In dem 176 Kilometern von Nizza entfernten Aix-en-Provence wurde in diesen letzten Tagen bei den seit 1947 bestehenden und schicken Opernfestspielen ein Musiktheaterwerk eines aus dem Gaza-Streifen stammenden Komponisten namens Moneim Adwan (46) uraufgeführt. Das Stück wurde auf arabisch gesungen. Obwohl die Aufführungen von « Kalila et Dimna » reibungslos und erfolgreich über die Bühne gingen, gab es vor einem Jahr in der französischen E-Musikbranche eine heftige Protestbewegung gegen Adwan und sein Werk – just zu dem Zeitpunkt, als angekündigt wurde, dass die Uraufführung « Kalila et Dimna » für Juli 2016 geplant sei.

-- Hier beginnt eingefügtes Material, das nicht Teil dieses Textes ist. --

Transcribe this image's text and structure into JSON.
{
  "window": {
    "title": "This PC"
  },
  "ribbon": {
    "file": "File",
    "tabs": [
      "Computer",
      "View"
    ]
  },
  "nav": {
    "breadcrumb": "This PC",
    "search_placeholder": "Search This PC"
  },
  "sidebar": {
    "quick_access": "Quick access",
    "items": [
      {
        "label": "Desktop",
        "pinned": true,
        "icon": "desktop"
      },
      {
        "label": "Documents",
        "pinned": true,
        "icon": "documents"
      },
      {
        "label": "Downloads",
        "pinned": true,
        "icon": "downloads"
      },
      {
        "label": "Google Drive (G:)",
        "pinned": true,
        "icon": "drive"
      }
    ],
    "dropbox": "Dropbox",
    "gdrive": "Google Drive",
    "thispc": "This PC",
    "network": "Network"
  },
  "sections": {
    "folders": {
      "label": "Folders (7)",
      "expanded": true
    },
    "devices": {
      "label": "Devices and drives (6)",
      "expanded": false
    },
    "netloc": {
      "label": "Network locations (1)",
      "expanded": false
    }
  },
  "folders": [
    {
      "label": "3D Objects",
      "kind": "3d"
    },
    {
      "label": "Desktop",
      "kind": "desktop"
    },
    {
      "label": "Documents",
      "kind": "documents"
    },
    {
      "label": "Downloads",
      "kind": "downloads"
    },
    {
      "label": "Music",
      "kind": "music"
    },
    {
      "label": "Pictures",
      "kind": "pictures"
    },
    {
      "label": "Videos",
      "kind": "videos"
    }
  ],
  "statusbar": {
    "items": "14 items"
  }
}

Damals behaupteten etliche respektierte Insider, dass es ein Sakrileg sei, in arabischer Sprache auf einer französischen Opernbühne zu singen und dass das von Adwan gewählte Thema – eine Geschichte aus der Tausendundeine-Nacht-Sammlung – zu einem französischen Publikum nicht passe.
So benahm sich und benimmt sich noch immer ein Teil der guten Gesellschaft vis-à-vis einer außereuropäischen Kultur. Leider ist die heutige Zwietracht unter den Franzosen so weit fortgeschritten, dass sich ihre Heimat nun am Rand eines Bürgerkrieges befindet. So lautet die auf einer großen Erfahrung fußende These von Patrick Calvar, dem Chef des französischen Innennachrichtendienstes.
Viele Franzosen verachten nicht nur Leute mit Migrationshintergrund. Sie hassen auch gewisse Mitbürger, weil sie « anders » sind. Die Demonstrationen gegen die « Ehe für alle » haben seit 2013 diese These anschaulich belegt.
Während meiner Karriere im hohen öffentlichen Amt gehörte ich als Kulturreferent der Kanzlei an, und zwar dem « private office » des Oberbürgermeisters einer französischen Großstadt. In dieser Kanzlei war eine Kollegin äußerst homophob. Sie verleumdete dauernd ihre zwei schwulen Amtskollegen, Jean Martin* und mich. So versuchte diese hinterhältige Dame uns u.a. den Zugang der Teeküche zu verweigern. Sie war überzeugt, dass wir das ganze Team mit HIV infizieren würden, wenn wir die Teekannen und die Tassen anfassten. Damals schrieb man das Jahr 2007 !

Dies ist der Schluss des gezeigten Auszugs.